Question

Agapanthus is a dominant, homozygous lethal trait among Telorites from the planet Teleflora. Subjects with this condition love to send flowers. From a group of Telorites heterozygous at the Agapanthus locus (with two alleles: A = dominant (trait) allele, a = recessive (wild-type) allele), 88% of the Telorites have the Agapanthus phenotype, and 12% look wild-type.

Also, true-breeding wild-type Telorites (aa genotype) have 0% penetrance.

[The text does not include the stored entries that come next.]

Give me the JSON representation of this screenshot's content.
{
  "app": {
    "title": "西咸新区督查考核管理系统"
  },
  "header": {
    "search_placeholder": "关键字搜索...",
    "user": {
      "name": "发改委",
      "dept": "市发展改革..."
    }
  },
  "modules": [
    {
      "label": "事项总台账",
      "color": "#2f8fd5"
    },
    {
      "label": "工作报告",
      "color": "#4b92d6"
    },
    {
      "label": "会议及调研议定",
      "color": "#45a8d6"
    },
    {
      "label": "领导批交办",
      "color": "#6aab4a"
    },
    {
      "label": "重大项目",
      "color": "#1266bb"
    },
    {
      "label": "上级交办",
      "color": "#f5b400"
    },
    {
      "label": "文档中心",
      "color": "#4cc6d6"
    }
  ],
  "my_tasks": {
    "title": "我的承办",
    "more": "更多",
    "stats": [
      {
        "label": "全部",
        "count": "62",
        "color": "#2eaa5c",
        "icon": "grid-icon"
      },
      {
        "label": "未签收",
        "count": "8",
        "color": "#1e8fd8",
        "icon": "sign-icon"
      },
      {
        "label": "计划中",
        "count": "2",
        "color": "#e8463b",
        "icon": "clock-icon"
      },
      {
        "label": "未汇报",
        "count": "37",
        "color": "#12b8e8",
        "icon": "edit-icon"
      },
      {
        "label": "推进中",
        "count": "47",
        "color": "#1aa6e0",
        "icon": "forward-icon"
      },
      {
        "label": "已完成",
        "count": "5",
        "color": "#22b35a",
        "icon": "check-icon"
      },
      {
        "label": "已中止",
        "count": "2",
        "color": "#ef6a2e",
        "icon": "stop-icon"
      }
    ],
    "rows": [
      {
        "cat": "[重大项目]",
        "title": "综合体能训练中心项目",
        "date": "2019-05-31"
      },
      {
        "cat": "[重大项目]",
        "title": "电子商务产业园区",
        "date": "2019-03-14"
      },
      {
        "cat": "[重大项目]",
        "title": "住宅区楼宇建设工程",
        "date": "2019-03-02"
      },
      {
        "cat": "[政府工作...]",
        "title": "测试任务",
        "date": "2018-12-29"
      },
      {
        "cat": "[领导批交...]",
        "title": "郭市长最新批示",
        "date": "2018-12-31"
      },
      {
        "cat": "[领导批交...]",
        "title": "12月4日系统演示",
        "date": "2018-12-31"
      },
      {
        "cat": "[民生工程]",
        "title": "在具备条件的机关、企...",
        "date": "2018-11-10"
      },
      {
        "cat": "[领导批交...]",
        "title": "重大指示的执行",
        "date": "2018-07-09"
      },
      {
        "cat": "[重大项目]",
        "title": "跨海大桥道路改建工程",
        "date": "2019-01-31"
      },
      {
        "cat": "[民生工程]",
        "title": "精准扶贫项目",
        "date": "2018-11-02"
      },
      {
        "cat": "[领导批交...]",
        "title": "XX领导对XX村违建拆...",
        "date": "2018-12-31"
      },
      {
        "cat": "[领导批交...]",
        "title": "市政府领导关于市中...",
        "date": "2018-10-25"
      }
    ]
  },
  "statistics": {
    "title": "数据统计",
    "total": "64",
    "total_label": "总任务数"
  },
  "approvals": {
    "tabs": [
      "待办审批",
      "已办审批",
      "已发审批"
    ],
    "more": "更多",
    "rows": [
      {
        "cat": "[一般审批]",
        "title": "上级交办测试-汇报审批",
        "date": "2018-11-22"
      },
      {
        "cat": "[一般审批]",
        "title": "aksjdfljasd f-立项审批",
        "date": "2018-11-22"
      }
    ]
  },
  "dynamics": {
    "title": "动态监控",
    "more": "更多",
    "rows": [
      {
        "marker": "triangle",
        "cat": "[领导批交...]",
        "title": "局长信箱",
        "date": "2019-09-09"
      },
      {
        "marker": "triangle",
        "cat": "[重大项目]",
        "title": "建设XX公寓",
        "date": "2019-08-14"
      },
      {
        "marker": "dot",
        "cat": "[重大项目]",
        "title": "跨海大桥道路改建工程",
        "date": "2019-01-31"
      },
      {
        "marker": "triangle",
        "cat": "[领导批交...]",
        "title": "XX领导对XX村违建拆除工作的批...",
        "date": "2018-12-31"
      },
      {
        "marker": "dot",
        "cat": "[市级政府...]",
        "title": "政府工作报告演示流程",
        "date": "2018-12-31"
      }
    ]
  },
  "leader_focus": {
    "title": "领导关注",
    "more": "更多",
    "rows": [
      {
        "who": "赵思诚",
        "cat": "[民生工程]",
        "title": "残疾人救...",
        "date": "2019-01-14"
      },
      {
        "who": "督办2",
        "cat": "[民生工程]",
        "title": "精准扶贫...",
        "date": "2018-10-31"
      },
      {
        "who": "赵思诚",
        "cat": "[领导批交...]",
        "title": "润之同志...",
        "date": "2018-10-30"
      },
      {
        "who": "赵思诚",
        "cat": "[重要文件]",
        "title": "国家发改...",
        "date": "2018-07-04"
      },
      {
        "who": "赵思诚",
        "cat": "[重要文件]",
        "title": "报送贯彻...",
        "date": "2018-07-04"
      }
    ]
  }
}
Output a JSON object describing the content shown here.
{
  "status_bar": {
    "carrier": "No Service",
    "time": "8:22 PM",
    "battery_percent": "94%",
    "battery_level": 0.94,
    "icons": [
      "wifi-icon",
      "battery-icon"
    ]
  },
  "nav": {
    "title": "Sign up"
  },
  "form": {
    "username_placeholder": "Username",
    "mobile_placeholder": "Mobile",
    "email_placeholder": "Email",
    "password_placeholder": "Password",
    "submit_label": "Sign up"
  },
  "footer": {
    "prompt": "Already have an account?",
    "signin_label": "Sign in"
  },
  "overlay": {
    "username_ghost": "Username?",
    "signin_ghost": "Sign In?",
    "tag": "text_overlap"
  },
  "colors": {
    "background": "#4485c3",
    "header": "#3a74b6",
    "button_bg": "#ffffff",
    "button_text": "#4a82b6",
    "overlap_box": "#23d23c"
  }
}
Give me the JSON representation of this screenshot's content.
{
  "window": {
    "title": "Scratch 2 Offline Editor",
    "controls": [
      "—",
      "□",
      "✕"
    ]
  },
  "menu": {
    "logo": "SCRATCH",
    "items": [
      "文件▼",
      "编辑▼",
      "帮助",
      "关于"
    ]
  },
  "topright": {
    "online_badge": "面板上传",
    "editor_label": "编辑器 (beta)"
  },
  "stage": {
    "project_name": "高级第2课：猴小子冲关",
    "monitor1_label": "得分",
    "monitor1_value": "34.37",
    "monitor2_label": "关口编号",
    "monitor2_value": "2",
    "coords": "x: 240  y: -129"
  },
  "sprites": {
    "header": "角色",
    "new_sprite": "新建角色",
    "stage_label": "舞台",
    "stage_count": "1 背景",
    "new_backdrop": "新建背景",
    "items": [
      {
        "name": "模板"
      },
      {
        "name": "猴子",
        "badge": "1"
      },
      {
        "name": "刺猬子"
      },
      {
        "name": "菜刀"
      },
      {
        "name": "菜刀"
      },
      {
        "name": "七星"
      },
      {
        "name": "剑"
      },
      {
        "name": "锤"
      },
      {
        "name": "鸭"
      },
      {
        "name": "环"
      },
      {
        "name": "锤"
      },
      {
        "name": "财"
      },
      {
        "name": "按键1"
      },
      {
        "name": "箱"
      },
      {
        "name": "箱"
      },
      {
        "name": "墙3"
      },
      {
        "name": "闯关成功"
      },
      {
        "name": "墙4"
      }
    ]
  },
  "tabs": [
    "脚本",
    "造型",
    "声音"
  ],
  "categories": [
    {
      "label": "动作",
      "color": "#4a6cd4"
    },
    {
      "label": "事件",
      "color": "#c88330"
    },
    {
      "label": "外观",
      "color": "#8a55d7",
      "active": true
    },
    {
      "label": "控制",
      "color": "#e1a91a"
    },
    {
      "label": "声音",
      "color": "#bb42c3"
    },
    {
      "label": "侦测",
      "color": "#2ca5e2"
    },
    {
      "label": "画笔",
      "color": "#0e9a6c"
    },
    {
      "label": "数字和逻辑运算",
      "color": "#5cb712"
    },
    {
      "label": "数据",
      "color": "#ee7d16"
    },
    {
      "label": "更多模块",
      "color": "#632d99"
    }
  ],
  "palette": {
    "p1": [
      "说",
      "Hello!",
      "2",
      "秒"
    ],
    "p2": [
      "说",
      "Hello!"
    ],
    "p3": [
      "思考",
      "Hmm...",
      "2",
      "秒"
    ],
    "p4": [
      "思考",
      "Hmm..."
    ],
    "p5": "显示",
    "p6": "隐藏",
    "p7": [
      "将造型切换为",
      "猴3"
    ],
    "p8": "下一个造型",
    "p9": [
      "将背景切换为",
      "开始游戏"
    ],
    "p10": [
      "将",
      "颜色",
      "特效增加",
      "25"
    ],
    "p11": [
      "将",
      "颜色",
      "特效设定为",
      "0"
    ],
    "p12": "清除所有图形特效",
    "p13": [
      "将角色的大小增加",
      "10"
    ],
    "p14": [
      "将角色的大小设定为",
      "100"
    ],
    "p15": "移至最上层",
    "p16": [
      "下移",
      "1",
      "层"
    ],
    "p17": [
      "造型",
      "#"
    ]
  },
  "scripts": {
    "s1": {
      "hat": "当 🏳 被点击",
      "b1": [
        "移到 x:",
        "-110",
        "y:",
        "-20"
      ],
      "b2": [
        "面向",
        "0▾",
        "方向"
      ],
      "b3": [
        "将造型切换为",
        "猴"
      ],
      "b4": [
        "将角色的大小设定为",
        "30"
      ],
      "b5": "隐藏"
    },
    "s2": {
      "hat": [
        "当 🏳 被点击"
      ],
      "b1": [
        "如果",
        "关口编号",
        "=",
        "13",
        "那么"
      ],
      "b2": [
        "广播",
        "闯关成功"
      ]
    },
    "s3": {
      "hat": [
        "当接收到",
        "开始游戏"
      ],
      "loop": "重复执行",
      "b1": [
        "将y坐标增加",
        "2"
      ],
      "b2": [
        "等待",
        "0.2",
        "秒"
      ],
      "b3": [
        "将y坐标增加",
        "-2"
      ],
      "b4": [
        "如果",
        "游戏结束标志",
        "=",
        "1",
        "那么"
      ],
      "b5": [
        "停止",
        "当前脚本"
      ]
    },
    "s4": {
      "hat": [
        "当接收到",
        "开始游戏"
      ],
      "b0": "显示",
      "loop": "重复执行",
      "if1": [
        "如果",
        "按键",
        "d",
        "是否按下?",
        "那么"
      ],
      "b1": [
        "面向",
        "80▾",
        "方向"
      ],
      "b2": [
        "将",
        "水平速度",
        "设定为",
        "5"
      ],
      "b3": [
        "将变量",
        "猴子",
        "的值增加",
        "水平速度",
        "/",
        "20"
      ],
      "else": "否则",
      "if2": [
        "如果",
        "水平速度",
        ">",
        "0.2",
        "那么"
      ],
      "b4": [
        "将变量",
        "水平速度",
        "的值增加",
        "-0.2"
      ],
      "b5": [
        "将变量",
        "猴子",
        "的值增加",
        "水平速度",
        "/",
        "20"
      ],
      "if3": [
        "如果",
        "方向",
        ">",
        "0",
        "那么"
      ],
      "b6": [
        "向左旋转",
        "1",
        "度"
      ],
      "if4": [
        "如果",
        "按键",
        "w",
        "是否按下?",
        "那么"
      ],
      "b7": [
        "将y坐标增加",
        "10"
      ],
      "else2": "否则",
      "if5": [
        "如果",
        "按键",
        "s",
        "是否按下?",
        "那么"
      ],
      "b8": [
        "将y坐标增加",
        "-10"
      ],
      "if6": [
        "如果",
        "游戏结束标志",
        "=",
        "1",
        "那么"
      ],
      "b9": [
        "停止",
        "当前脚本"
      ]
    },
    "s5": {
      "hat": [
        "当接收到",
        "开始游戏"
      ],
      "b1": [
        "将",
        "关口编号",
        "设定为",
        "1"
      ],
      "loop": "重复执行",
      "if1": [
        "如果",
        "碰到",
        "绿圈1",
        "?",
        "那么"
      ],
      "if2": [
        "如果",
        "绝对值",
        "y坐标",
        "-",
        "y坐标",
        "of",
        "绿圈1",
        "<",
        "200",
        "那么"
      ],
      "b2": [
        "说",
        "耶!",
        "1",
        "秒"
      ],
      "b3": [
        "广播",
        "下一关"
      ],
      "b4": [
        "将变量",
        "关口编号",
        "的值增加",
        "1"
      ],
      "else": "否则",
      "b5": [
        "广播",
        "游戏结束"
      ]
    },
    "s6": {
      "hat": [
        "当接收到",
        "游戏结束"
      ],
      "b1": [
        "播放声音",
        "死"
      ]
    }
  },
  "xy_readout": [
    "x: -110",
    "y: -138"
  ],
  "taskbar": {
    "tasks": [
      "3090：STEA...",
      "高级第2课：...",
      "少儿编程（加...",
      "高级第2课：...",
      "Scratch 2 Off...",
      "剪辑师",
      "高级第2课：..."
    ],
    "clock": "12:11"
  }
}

A Telorite with the Agapanthus phenotype mates with a true-breeding Telorite with the wild-type phenotype. One of the F₁ children is randomly selected and is mated back to the true-breeding wild-type parent. Out of twenty F₂ individuals, we observe the following counts:

1. Eight F₂ individuals have the Agapanthus phenotype;
2. Twelve F₂ individuals have the Wild-type phenotype.

The genotype of the randomly-selected F₁ subject must be:

A. Aa or aa.

B. We cannot say with certainty. We need to perform a Chi-square goodness of fit test.

C. AA.

D. aa.

E. Aa.

Answer 1

Answer: "E" (Aa)

The genotype of the randomly-selected F₁ subject must be: "Aa".

Explanation:

Agapanthus is a dominant, homozygous lethal trait. Agapanthus loci have the two alleles.

A: Dominant allele

a: recessive allele

Individual phenotype AA: Lethal

Aa: Agapanthus phenotype

aa: Wild type (True breeding phenotype)

Aa x aa

  ↓

F1 1Aa: 1aa

One of the F₁ children is randomly selected and is mated back to the true-breeding wild-type parent.

Out of twenty F₂ individuals, we observe the following counts:

1. Eight F₂ individuals have the Agapanthus phenotype;
2. Twelve F₂ individuals have the Wild-type phenotype.

Condition 1: If the child is "aa"

aa x aa

   ↓

F2 all are wild type.

So condition 1 is not true when compared with the given data. In this condition, Agapanthus phenotype was not observed. SO the selected F1 is not "aa".

Condition 2: If the child is "Aa"

Aa x aa

   ↓

F2 1Aa (50% Agapanthus phenotype): 1 aa (50% wild type). There is 0% penetrance in "a" allele.

Expected outcome: out of twenty, 10 Agapanthus phenotype: 10 wild type

but observed is: out of twenty, 8 Agapanthus phenotype: 12 wild type

By chi-square test: The given hypothesis is accepted (Chi-square analysis was performed)

Degree of freedom: n-1: 2-1=1

Critical value at 0.05 is 3.84. Tota X² value is 0.8 (0.4+0.4). 0.8 less than 3.84. So a given hypothesis was accepted.